William goes energetically to work and put in a lot of trade: he lets dig canals, roads and constructions as such, and starts the Nederlandsche Handelsmaatschappij [Dutch Trading Company]. It earned him the nickname king-merchant.
In Belgium however, William has another nickname: the copper king, because when he took office only copper instead of silver coins had been thrown. With the Southern Netherlands, it goes wrong thereby from the start. The Catholic, French-speaking residents feel second class citizens under the Protestant Dutchman. After the performance of a nationalist opera in Brussels, a more or less spontaneously break will start the Belgian Revolution.

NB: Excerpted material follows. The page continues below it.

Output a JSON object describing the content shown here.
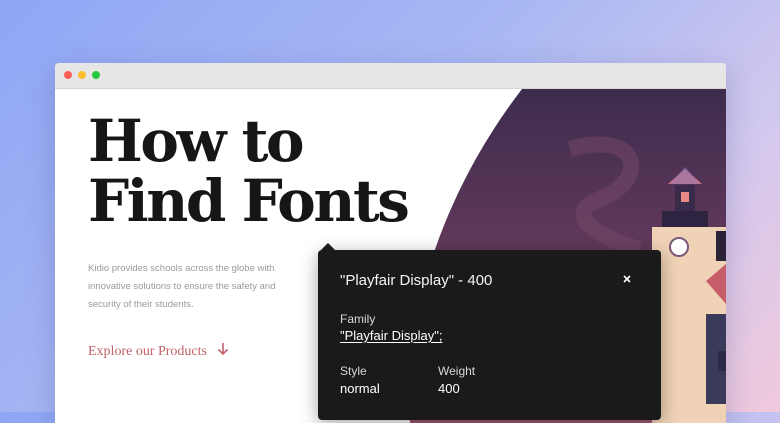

Although the Ten Days campaign, led by the future King Willem II, Netherlands is progressing favorably, the growing international pressure on the Netherlands is to grant the Belgians independence. William grudgingly agrees in 1839.
In the Netherlands, the public has become much less enthusiastic about William. He brings the country to the brink of bankruptcy by his spending and reigning preferably by Royal Decree [without telling parliament]. A new constitution is needed after the secession of Belgium, it is seen as an ideal time to curb the power of the king.
William sees it as a double defeat and decides to abdicate in favor of his eldest son. On October 7, he announces at palace Het Loo in Apeldoorn his retirement.
The abdication gives William, now some years a widower, to marry a new love opportunity: Catholic [!], Belgian [!], Countess Henriette d’Oultremont-Wégimont. They live together for three years at Berlin palace Unter der Linden, before William dies in 1843 at the age of 71.